Dialysis patients in the Russian Republic of Daghestan protested on Monday against a decision to transfer them from a private clinic to state medical institutions.
Around 60 patients suffering from kidney failure gathered outside the Ministry of Health in the republic’s capital, Makhachkala, arguing that the state facilities were not fit for purpose.
Patients receiving treatment at the Everest Hemodialysis Centre said they were informed they would be transferred to state institutions on 7 November.
Dialysis is a method of cleansing blood for patients with acute and chronic kidney failure.
Protesters told OC Media that they had met with Deputy Minister of Health Feyzulakh Gabibulayev in the ministry building and told him that by law, patients have the right to choose their medical institution and doctor.
They said he had responded that they could ‘complain anywhere they want’, because ‘everything has been decided and your opinion will not be taken into account’.
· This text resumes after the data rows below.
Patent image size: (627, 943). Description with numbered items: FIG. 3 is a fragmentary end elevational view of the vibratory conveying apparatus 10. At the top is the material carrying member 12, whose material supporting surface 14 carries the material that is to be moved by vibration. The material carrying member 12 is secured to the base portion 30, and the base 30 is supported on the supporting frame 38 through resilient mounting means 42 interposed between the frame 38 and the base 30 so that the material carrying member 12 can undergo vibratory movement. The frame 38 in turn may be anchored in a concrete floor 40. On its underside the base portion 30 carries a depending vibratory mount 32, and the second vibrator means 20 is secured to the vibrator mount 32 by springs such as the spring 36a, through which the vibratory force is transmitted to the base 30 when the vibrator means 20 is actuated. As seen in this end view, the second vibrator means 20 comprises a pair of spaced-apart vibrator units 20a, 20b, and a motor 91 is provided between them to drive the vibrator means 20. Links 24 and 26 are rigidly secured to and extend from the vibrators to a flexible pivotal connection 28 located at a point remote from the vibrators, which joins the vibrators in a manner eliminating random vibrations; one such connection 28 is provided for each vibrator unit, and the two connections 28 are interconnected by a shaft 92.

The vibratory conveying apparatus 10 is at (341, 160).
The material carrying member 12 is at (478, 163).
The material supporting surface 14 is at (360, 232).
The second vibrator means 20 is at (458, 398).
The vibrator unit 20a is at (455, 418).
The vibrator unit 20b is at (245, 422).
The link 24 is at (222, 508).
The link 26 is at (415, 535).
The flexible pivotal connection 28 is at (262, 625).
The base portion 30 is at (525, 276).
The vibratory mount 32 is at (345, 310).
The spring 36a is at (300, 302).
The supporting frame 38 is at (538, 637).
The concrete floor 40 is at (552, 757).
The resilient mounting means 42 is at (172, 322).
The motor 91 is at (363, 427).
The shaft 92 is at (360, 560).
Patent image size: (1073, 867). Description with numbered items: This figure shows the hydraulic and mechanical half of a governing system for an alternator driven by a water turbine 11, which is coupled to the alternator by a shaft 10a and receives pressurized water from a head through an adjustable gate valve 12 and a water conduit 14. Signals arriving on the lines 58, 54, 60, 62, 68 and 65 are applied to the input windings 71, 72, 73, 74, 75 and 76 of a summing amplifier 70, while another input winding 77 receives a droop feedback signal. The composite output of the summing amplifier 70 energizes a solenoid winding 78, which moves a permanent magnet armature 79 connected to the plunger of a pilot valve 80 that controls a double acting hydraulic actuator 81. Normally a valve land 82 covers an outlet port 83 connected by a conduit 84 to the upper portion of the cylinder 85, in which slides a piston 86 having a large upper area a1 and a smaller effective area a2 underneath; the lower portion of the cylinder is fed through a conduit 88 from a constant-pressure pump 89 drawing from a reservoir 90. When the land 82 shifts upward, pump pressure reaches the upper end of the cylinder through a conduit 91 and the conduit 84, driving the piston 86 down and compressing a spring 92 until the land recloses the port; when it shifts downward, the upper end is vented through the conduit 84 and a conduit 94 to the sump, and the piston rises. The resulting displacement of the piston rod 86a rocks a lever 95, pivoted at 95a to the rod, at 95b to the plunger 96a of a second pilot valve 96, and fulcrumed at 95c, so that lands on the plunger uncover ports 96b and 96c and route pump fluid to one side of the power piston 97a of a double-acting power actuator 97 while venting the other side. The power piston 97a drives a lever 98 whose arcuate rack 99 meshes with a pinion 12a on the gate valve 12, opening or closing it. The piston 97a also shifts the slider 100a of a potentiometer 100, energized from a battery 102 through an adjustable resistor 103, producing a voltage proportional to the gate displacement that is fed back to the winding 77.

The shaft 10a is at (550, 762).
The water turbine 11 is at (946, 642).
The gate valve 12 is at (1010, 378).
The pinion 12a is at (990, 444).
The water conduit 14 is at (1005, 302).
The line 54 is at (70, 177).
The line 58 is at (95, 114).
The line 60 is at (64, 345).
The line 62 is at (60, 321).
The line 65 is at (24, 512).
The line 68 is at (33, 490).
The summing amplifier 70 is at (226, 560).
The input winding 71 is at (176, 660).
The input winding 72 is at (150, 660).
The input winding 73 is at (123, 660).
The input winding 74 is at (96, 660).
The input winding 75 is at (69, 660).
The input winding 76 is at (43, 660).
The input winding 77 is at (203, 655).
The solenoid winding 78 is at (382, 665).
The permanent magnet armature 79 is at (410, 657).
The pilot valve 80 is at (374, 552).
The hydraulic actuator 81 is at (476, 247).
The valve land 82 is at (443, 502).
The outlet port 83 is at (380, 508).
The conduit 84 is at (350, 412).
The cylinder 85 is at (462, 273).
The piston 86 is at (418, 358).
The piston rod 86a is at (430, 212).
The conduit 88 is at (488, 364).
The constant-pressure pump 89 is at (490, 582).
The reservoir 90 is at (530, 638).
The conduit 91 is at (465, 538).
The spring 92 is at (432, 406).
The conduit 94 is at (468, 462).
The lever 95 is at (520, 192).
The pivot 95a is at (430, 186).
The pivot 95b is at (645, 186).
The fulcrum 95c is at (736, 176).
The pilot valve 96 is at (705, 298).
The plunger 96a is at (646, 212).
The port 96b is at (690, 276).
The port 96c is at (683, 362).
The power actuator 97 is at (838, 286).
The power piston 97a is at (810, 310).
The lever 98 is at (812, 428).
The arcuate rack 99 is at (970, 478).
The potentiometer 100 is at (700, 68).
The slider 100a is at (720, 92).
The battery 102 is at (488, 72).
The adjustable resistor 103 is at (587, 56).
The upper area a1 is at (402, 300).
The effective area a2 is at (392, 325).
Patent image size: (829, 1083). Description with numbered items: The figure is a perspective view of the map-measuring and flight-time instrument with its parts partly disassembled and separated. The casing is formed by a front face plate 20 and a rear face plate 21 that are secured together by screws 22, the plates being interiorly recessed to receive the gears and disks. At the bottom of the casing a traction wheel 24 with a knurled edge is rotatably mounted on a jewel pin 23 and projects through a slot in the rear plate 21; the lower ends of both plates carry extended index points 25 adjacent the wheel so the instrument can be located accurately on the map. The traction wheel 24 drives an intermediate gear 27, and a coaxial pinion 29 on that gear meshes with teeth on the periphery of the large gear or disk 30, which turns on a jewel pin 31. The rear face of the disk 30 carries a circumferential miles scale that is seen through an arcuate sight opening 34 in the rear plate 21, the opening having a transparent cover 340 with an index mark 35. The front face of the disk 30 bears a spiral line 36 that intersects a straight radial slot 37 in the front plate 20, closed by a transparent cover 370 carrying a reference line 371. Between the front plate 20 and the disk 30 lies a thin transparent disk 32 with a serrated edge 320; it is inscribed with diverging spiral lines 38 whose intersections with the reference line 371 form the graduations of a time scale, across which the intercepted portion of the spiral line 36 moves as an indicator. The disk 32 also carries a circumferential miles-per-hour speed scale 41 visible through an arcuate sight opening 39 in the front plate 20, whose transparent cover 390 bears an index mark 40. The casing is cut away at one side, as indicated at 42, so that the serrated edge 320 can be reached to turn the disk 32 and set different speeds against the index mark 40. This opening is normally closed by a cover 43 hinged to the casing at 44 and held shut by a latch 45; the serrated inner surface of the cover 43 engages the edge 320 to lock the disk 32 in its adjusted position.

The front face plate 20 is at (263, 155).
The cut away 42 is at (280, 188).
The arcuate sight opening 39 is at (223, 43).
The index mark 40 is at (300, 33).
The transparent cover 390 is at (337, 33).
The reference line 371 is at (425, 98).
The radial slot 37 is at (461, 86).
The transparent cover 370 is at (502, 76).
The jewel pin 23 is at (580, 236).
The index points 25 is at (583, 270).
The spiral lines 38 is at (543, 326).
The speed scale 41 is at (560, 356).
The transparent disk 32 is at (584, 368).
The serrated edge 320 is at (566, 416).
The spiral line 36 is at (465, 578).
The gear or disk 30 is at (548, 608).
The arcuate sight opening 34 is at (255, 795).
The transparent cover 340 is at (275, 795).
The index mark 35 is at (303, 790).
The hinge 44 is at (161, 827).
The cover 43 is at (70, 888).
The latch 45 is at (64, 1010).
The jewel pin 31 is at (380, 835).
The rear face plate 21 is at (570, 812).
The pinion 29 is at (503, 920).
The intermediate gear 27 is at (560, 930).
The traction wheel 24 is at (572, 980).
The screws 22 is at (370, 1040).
That evening, protesters met with the Minister of Health, Dzhamaludin Gadzhiibragimov.
‘Of course, you have a choice and it’s you who decide where to go for treatment, whether it is a private clinic or a state hospital’, the ministry’s website cites Gadzhiibragimov as saying.
‘But, it’s unacceptable to use the misfortune of others for one’s own selfish interests’, Gadzhiibragimov said, without specifying who he was referring to.
‘In state medical institutions, the quality of medical care will be no worse than in the private sector’ he said.
A spokesperson for the ministry told OC Media that Daghestan’s Compulsory Medical Insurance Fund made the decision to transfer the patients after reducing funding for private sector clinics.
The fund, which is financed from the state budget, finances medical services to Russian citizens.
The head of the Daghestani fund’s financial and economic department, Dzhavgarat Akhmedova, denied to OC Media that they had made the decision.
According to Akhmedova, a commission under the ministry decided to assign patients to state clinics, after which the fund redistributed funding accordingly. She said had not seen any documentation on the redistribution of patients from the Everest centre.
‘Hope for life’
One of the protesting patients, Sevriyat Magomedova, told OC Media that before the Everest centre opened in 2015, patients suffering from kidney failure underwent dialysis in public hospitals. She said that due to old and outdated equipment, the process caused severe pain.
Magomedova said patients were forced to stand in line for several hours as the hospitals in Makhachkala served residents of the whole republic.
‘Many come from the districts and other cities […] The private centre provided patients with free transport.’
Magomedarip Akhmed, another patient suffering from kidney failure, told OC Media that when the Everest Centre opened, ‘we gained a hope for life’.
He said that when undergoing the procedure in a state hospital prior to this, he was told he was ‘almost dead’.
‘Hemodialysis is painless with modern equipment, and after it’s finished we can move around independently. But before, relatives had to lift us from our chairs and carry us to their cars’, Akhmed said.
A spokesman for the ministry told OC Media that a new dialysis ward had been opened at the Republican Clinical Hospital and that there were plans to expand the unit in the new year.
‘Struggle for patients’
The Everest Centre opened in Makhachkala in December 2015 with a stated capacity to treat 250 patients.
Dialysis is free of charge for patients in Russia, paid for by the Compulsory Insurance Fund. The Everest centre is included in the compulsory health insurance system.
Elmira Bakrieva, head of the drug monitoring department at Daghestan’s Compulsory Insurance Fund, told OC Media that the current situation was caused by a struggle by medical institutions to get more patients.
According to Bakriyeva, the fund had been seeking to gradually reduce what it pays for dialysis, which it considered too high compared with the costs of carrying out the procedure.
Bakriyeva said the Everest Centre was connected with former chairman of the government of Daghestan, Abdusamad Gamidov, and that it was included in the compulsory health insurance system when he was in power despite ‘many questions’.
Bakriyeva claimed that doctors were unnecessarily prescribing dialysis for patients ‘for profit’. She said that every year the number of dialysis patients in Daghestan increased by 100 people.
The head physician at the Everest Centre, Patimat Gadzhiyeva, who also manages the dialysis unit at the state-run Republican Clinical Hospital, told OC Media that ‘no normal person would agree to hemodialysis if there was no need for it’.
‘Prescribing this procedure requires the consent of a three-doctor commission and the patient’s relatives’, said Gadzhiyeva.
According to her, an increase in the number of dialysis patients has been observed not only in Daghestan but globally. She said 560 patients were currently undergoing the procedure in Daghestan.